Always use interrupt method and future to request cancellation
When the task responds to interrupt signal, for example, blocking queue take method.
Callable < String > callable = new Callable < String > () {
#Override
public String call() throws Exception {
String result = "";
try {
//assume below take method is blocked as no work is produced.
result = queue.take();
} catch (InterruptedException e) {
Thread.currentThread().interrupt();
}
return result;
}
};
Future future = executor.submit(callable);
try {
String result = future.get(5, TimeUnit.SECONDS);
} catch (TimeoutException e) {
logger.error("Thread timedout!");
return "";
} finally {
//this will call interrupt on queue which will abort the operation.
//if it completes before time out, it has no side effects
future.cancel(true);
}
When the task does not respond to interrupt signal.Suppose the task performs socket I/O which does not respond to interrupt signal and thus using above approach will not abort the task, future would time out but the cancel in finally block will have no effect, thread will keep on listening to socket.
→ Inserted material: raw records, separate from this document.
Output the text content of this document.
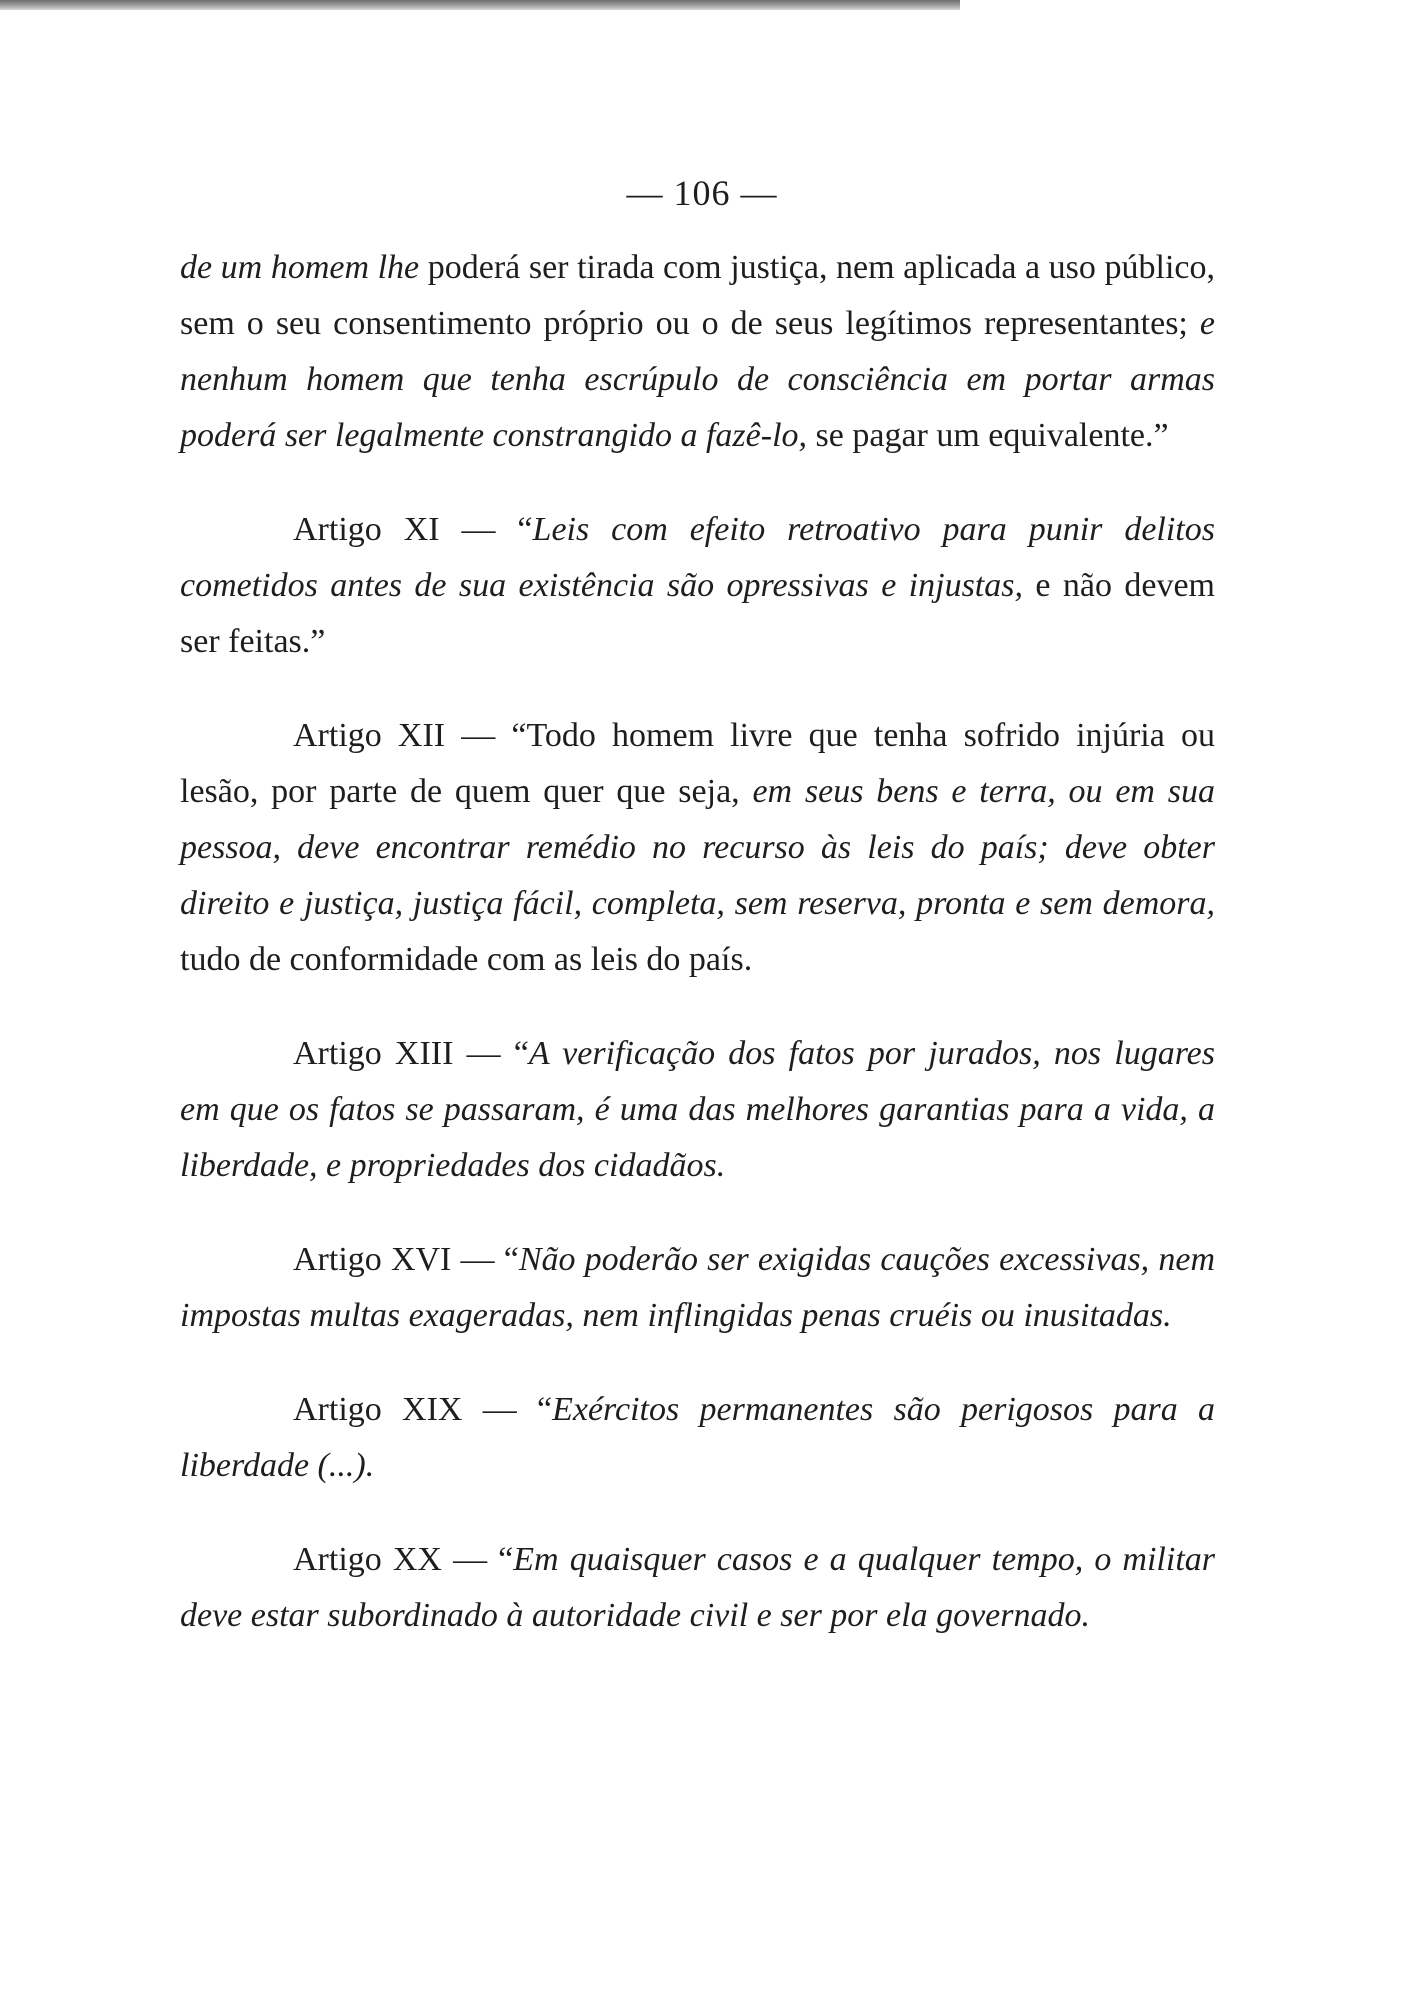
— 106 —

de um homem lhe poderá ser tirada com justiça, nem aplicada a uso público, sem o seu consentimento próprio ou o de seus legítimos representantes; e nenhum homem que tenha escrúpulo de consciência em portar armas poderá ser legalmente constrangido a fazê-lo, se pagar um equivalente.”

Artigo XI — “Leis com efeito retroativo para punir delitos cometidos antes de sua existência são opressivas e injustas, e não devem ser feitas.”

Artigo XII — “Todo homem livre que tenha sofrido injúria ou lesão, por parte de quem quer que seja, em seus bens e terra, ou em sua pessoa, deve encontrar remédio no recurso às leis do país; deve obter direito e justiça, justiça fácil, completa, sem reserva, pronta e sem demora, tudo de conformidade com as leis do país.

Artigo XIII — “A verificação dos fatos por jurados, nos lugares em que os fatos se passaram, é uma das melhores garantias para a vida, a liberdade, e propriedades dos cidadãos.

Artigo XVI — “Não poderão ser exigidas cauções excessivas, nem impostas multas exageradas, nem inflingidas penas cruéis ou inusitadas.

Artigo XIX — “Exércitos permanentes são perigosos para a liberdade (...).

Artigo XX — “Em quaisquer casos e a qualquer tempo, o militar deve estar subordinado à autoridade civil e ser por ela governado.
We can close the socket or call close method on connection if implemented by pool.
public interface CustomCallable < T > extends Callable < T > {
void cancel();
RunnableFuture < T > newTask();
}
public class CustomExecutorPool extends ThreadPoolExecutor {
protected < T > RunnableFuture < T > newTaskFor(Callable < T > callable) {
if (callable instanceof CancellableTask)
return ((CancellableTask < T > ) callable).newTask();
else
return super.newTaskFor(callable);
}
}
public abstract class UnblockingIOTask < T > implements CustomCallable < T > {
public synchronized void cancel() {
try {
obj.close();
} catch (IOException e) {
logger.error("io exception", e);
}
}
public RunnableFuture < T > newTask() {
return new FutureTask < T > (this) {
public boolean cancel(boolean mayInterruptIfRunning) {
try {
this.cancel();
} finally {
return super.cancel(mayInterruptIfRunning);
}
}
};
}
}
After 15+ years of developing in Java there is one thing I want to say to the world.
Deprecating Thread.stop() and all the holy battle against its use is just another bad habit or design flaw unfortunately became a reality... (eg. want to talk about the Serializable interface?)
The battle is focusing on the fact that killing a thread can leave an object into an inconsistent state. And so? Welcome to multithread programming. You are a programmer, and you need to know what you are doing, and yes.. killing a thread can leave an object in inconsistent state. If you are worried about it use a flag and let the thread quit gracefully; but there are TONS of times where there is no reason to be worried.
But no.. if you type thread.stop() you're likely to be killed by all the people who looks/comments/uses your code. So you have to use a flag, call interrupt(), place if(!flag) all around your code because you're not looping at all, and finally pray that the 3rd-party library you're using to do your external call is written correctly and doesn't handle the InterruptException improperly.